L’hydroélectricité québécoise est très prisée sur les marchés hors Québec. Les ventes nettes d’Hydro-Québec à l’exportation ont atteint en 2018 le volume historique de 36,1 térawattheures (TWh).

Il rappelle du même souffle que la raison d’être des postes de transformation est justement d’abaisser le niveau de tension sur le réseau de transport. Par exemple, au poste de départ d’une centrale, la tension est rehaussée de 13,8 kV à 735 kV. Cette opération permet de réduire les pertes lorsque l’énergie chemine sur de longues distances. Arrivée au poste de transformation, elle est abaissée à 315 kV, puis à 120 kV au poste source.

 

Le courant continu, s’il n’est pas d’usage général aujourd’hui, demeure avantageux pour transporter de l’électricité sur de longues distances ou pour raccorder des réseaux asynchrones, comme c’est le cas entre les réseaux québécois et américain. CR: Hydro-Québec.

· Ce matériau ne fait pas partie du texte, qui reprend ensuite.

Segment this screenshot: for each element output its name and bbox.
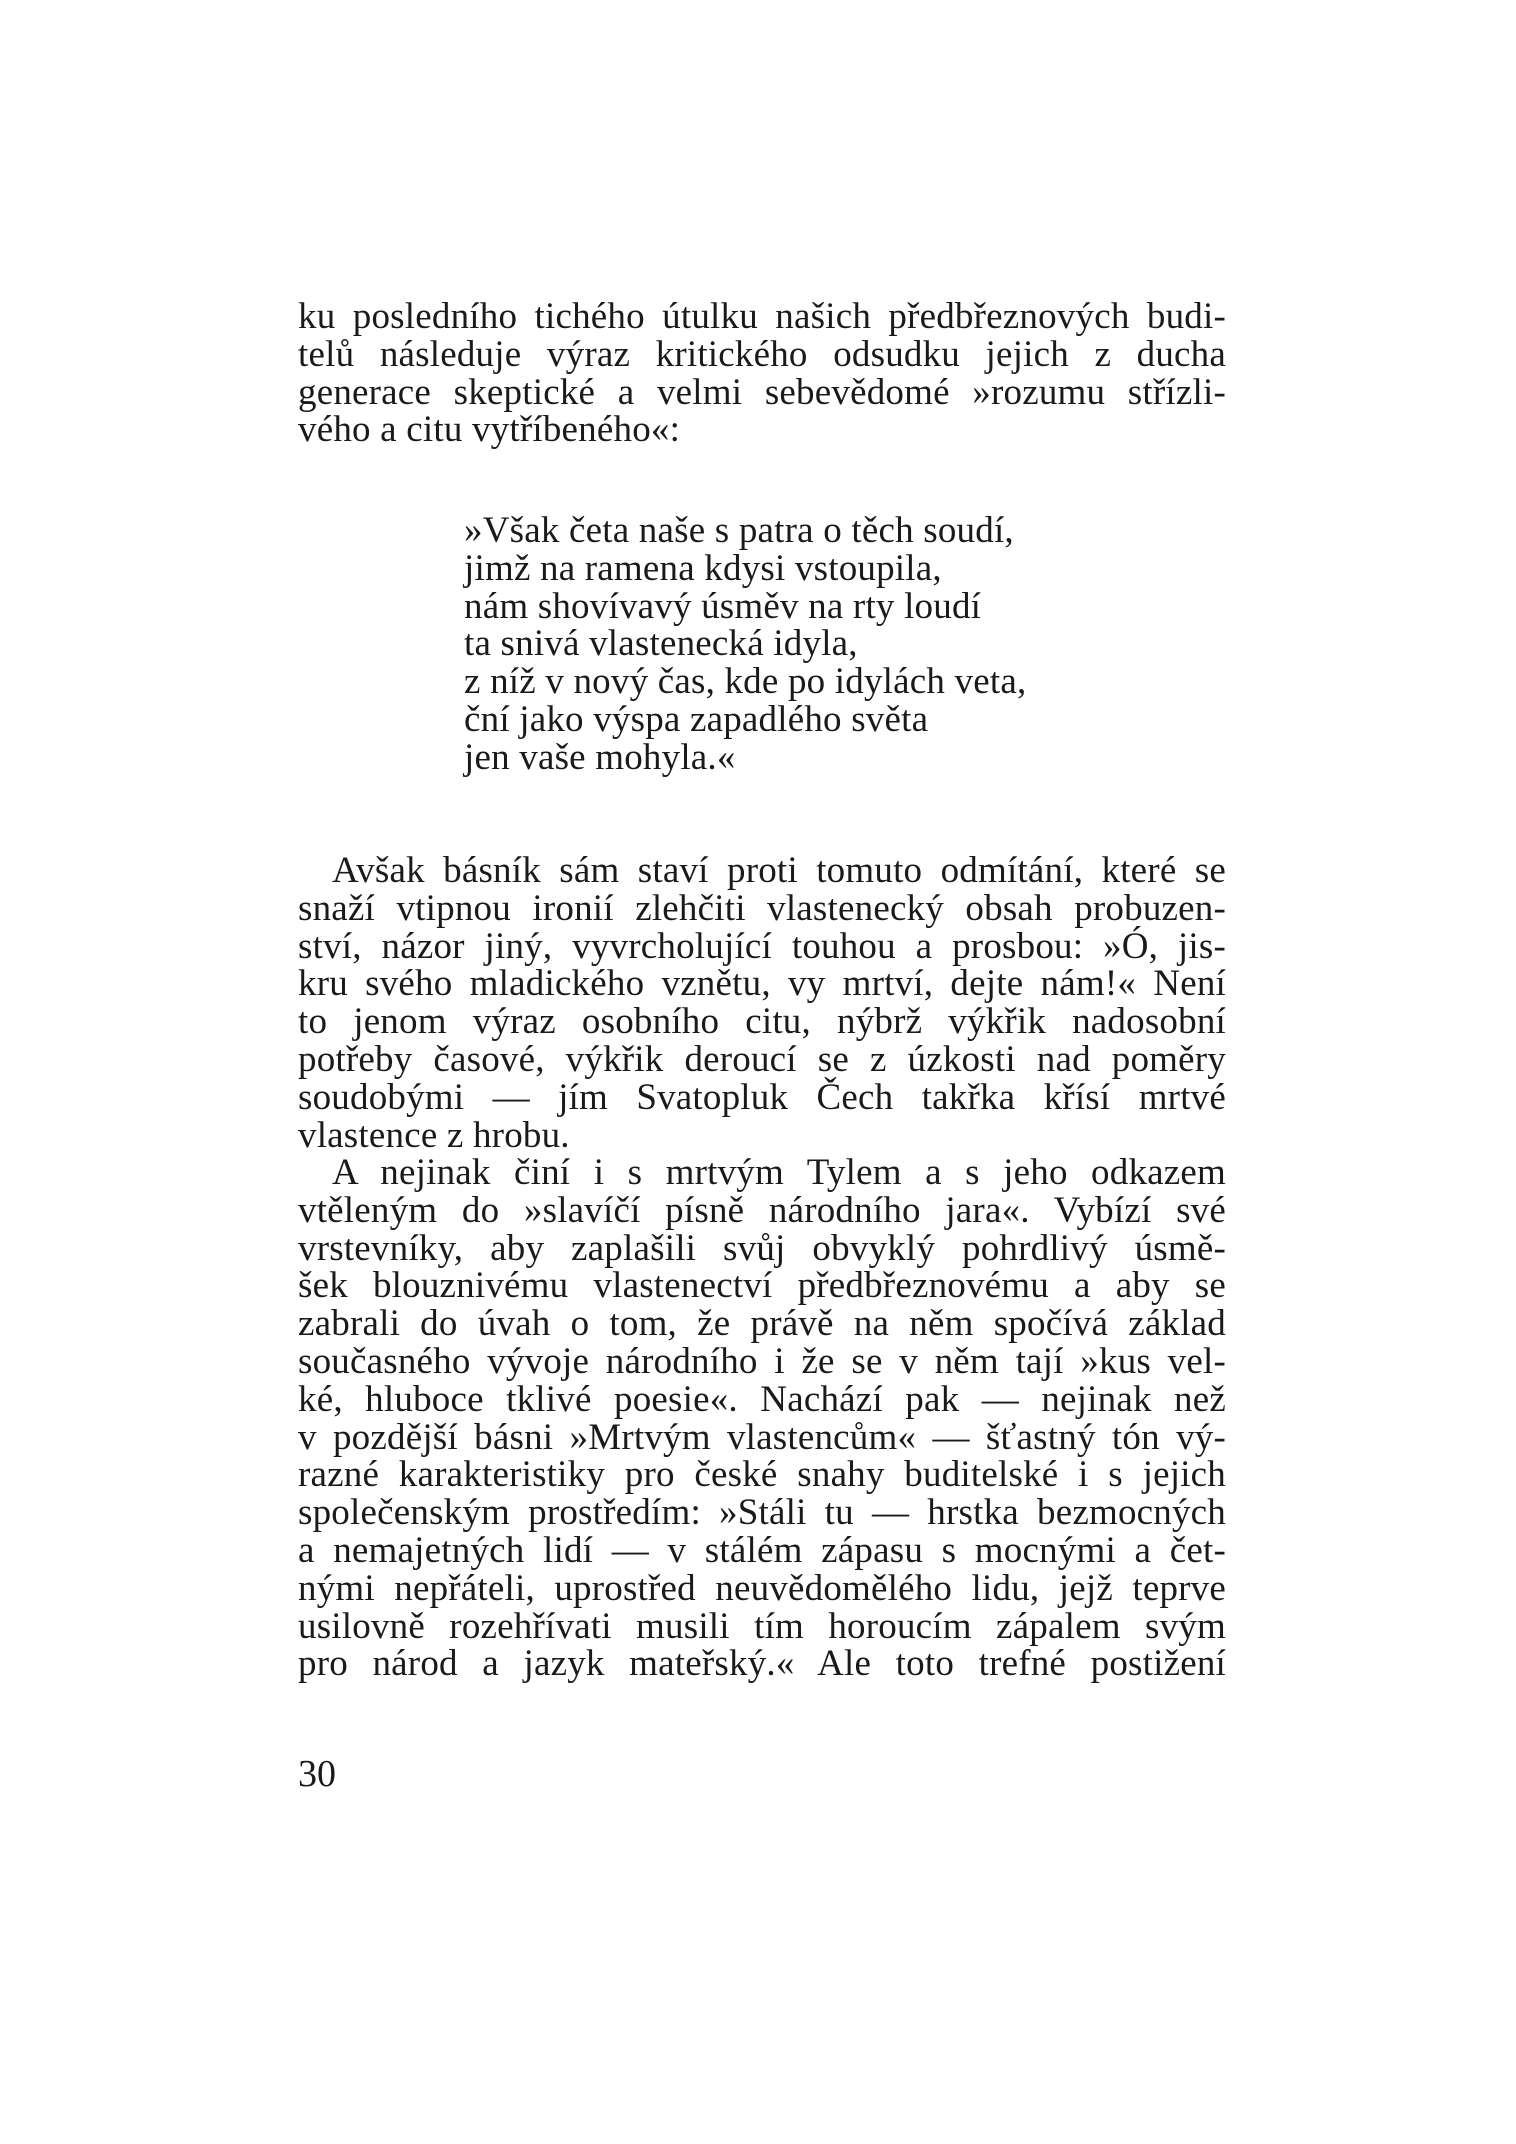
text-line: ku posledního tichého útulku našich předbřeznových budi- bbox=[298, 296, 1226, 337]
poem-line: jimž na ramena kdysi vstoupila, bbox=[464, 547, 942, 589]
text-line: nými nepřáteli, uprostřed neuvědomělého lidu, jejž teprve bbox=[298, 1567, 1226, 1609]
text-line: telů následuje výraz kritického odsudku jejich z ducha bbox=[298, 333, 1226, 375]
text-line: vlastence z hrobu. bbox=[298, 1114, 570, 1156]
text-line: Avšak básník sám staví proti tomuto odmítání, které se bbox=[332, 850, 1226, 891]
text-line: soudobými — jím Svatopluk Čech takřka křísí mrtvé bbox=[298, 1076, 1226, 1118]
poem-line: »Však četa naše s patra o těch soudí, bbox=[464, 510, 1014, 551]
text-line: vého a citu vytříbeného«: bbox=[298, 409, 681, 451]
text-line: snaží vtipnou ironií zlehčiti vlastenecký obsah probuzen- bbox=[298, 887, 1226, 929]
text-line: potřeby časové, výkřik deroucí se z úzkosti nad poměry bbox=[298, 1038, 1226, 1080]
poem-quotation bbox=[464, 512, 1164, 777]
text-line: generace skeptické a velmi sebevědomé »rozumu střízli- bbox=[298, 371, 1226, 413]
text-line: vrstevníky, aby zaplašili svůj obvyklý pohrdlivý úsmě- bbox=[298, 1227, 1226, 1269]
paragraph-2 bbox=[298, 1154, 1226, 1683]
text-line: razné karakteristiky pro české snahy buditelské i s jejich bbox=[298, 1454, 1226, 1496]
text-line: ství, názor jiný, vyvrcholující touhou a prosbou: »Ó, jis- bbox=[298, 925, 1226, 967]
text-line: současného vývoje národního i že se v něm tají »kus vel- bbox=[298, 1340, 1226, 1382]
page-number: 30 bbox=[298, 1753, 336, 1795]
text-line: A nejinak činí i s mrtvým Tylem a s jeho odkazem bbox=[332, 1152, 1226, 1193]
text-line: usilovně rozehřívati musili tím horoucím zápalem svým bbox=[298, 1605, 1226, 1647]
text-line: společenským prostředím: »Stáli tu — hrstka bezmocných bbox=[298, 1492, 1226, 1534]
text-line: to jenom výraz osobního citu, nýbrž výkřik nadosobní bbox=[298, 1001, 1226, 1043]
text-line: a nemajetných lidí — v stálém zápasu s mocnými a čet- bbox=[298, 1529, 1226, 1571]
text-line: vtěleným do »slavíčí písně národního jara«. Vybízí své bbox=[298, 1189, 1226, 1231]
poem-line: ční jako výspa zapadlého světa bbox=[464, 698, 929, 740]
poem-line: nám shovívavý úsměv na rty loudí bbox=[464, 585, 982, 627]
poem-line: jen vaše mohyla.« bbox=[464, 736, 736, 778]
paragraph-1 bbox=[298, 852, 1226, 1154]
text-line: ké, hluboce tklivé poesie«. Nachází pak — nejinak než bbox=[298, 1378, 1226, 1420]
text-line: pro národ a jazyk mateřský.« Ale toto trefné postižení bbox=[298, 1643, 1226, 1685]
text-line: kru svého mladického vznětu, vy mrtví, dejte nám!« Není bbox=[298, 963, 1226, 1005]
text-line: v pozdější básni »Mrtvým vlastencům« — šťastný tón vý- bbox=[298, 1416, 1226, 1458]
text-line: šek blouznivému vlastenectví předbřeznovému a aby se bbox=[298, 1265, 1226, 1307]
poem-line: ta snivá vlastenecká idyla, bbox=[464, 623, 858, 665]
poem-line: z níž v nový čas, kde po idylách veta, bbox=[464, 661, 1027, 703]
text-line: zabrali do úvah o tom, že právě na něm spočívá základ bbox=[298, 1303, 1226, 1345]
intro-paragraph bbox=[298, 298, 1226, 449]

Interconnexions en devenir

À l’heure actuelle, Hydro-Québec dispose de 15 interconnexions, dont 6 en courant continu. Et il s’en ajoutera bientôt une nouvelle pour acheminer l’électricité produite ici vers le Massachusetts. C’est le New England Clean Energy Connect (NECE), un projet d’une centaine de millions de dollars qui nécessitera la construction d’une ligne d’environ 100 kilomètres (km) entre le poste des Appalaches, près de Thetford Mines, et un point de raccordement à la frontière entre le Québec et le Maine.

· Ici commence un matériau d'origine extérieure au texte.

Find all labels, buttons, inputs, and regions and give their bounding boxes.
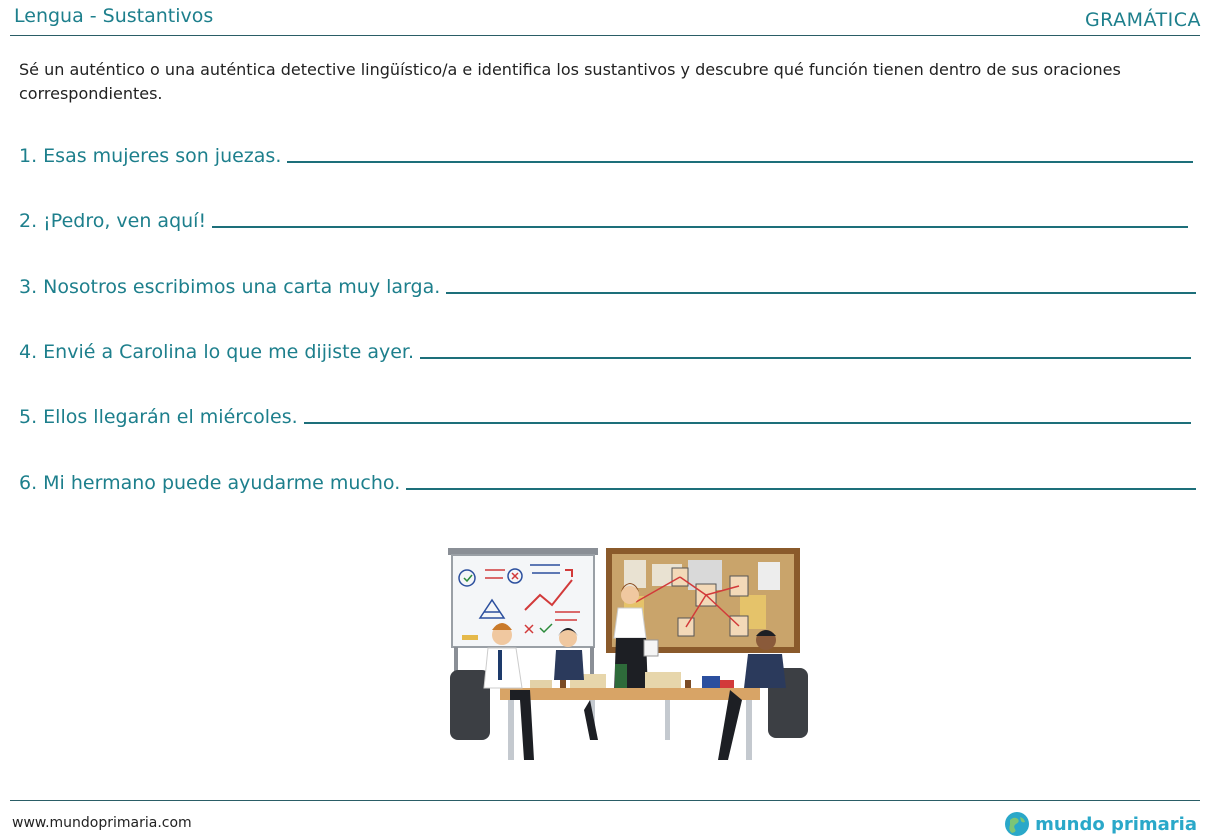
globe-icon bbox=[1003, 810, 1031, 838]
logo-text: mundo primaria bbox=[1035, 813, 1197, 835]
exercise-sentence: 6. Mi hermano puede ayudarme mucho. bbox=[19, 472, 401, 494]
exercise-2 bbox=[19, 210, 1188, 232]
exercise-sentence: 5. Ellos llegarán el miércoles. bbox=[19, 406, 298, 428]
exercise-5 bbox=[19, 406, 1191, 428]
chair-left bbox=[450, 670, 490, 740]
exercise-4 bbox=[19, 341, 1191, 363]
exercise-sentence: 3. Nosotros escribimos una carta muy larga. bbox=[19, 276, 441, 298]
answer-line[interactable] bbox=[446, 292, 1196, 294]
answer-line[interactable] bbox=[420, 357, 1191, 359]
mundo-primaria-logo[interactable] bbox=[1003, 810, 1197, 838]
answer-line[interactable] bbox=[287, 161, 1193, 163]
page-title: Lengua - Sustantivos bbox=[14, 5, 214, 27]
answer-line[interactable] bbox=[406, 488, 1196, 490]
footer-divider bbox=[10, 800, 1200, 801]
instructions-text: Sé un auténtico o una auténtica detective lingüístico/a e identifica los sustantivos y descubre qué función tienen dentro de sus oraciones correspondientes. bbox=[19, 60, 1121, 103]
exercise-sentence: 1. Esas mujeres son juezas. bbox=[19, 145, 282, 167]
category-label: GRAMÁTICA bbox=[1084, 9, 1201, 31]
header-divider bbox=[10, 35, 1200, 36]
detective-meeting-illustration bbox=[440, 540, 815, 775]
exercise-1 bbox=[19, 145, 1193, 167]
exercise-3 bbox=[19, 276, 1196, 298]
answer-line[interactable] bbox=[212, 226, 1188, 228]
exercise-sentence: 2. ¡Pedro, ven aquí! bbox=[19, 210, 207, 232]
answer-line[interactable] bbox=[304, 422, 1191, 424]
footer-url[interactable]: www.mundoprimaria.com bbox=[12, 815, 192, 831]
exercise-6 bbox=[19, 472, 1196, 494]
exercise-sentence: 4. Envié a Carolina lo que me dijiste ayer. bbox=[19, 341, 415, 363]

« En 2022, il permettra d’exporter annuellement, à lui seul, 9,45 térawattheures, signale l’ingénieur. Il reste à obtenir certaines autorisations et à peaufiner le tracé avant de lancer les travaux en 2021. On planifie également une autre interconnexion, entre le poste Hertel, à La Prairie, et la ville de New York. Le projet inclut l’ajout d’un convertisseur et la construction d’une ligne souterraine de 58 km. Il est toujours à l’étude. » •


LA SUPÉRIORITÉ DU COURANT ALTERNATIF
En matière de transport d’électricité, le courant alternatif l’emporte aujourd’hui sur le courant continu, mais ce ne fut pas toujours le cas. Il y a près de 130 ans, une grande rivalité opposait les tenants du courant alternatif, dont George Westinghouse, à ceux du courant continu, Thomas Alva Edison en tête. On était à l’aube d’une nouvelle ère et les industriels américains cherchaient un moyen efficace d’acheminer cette énergie de la centrale à l’usine. En 1887, Nikola Tesla a tranché le débat en mettant au point les premières technologies destinées à la production et au transport du courant alternatif.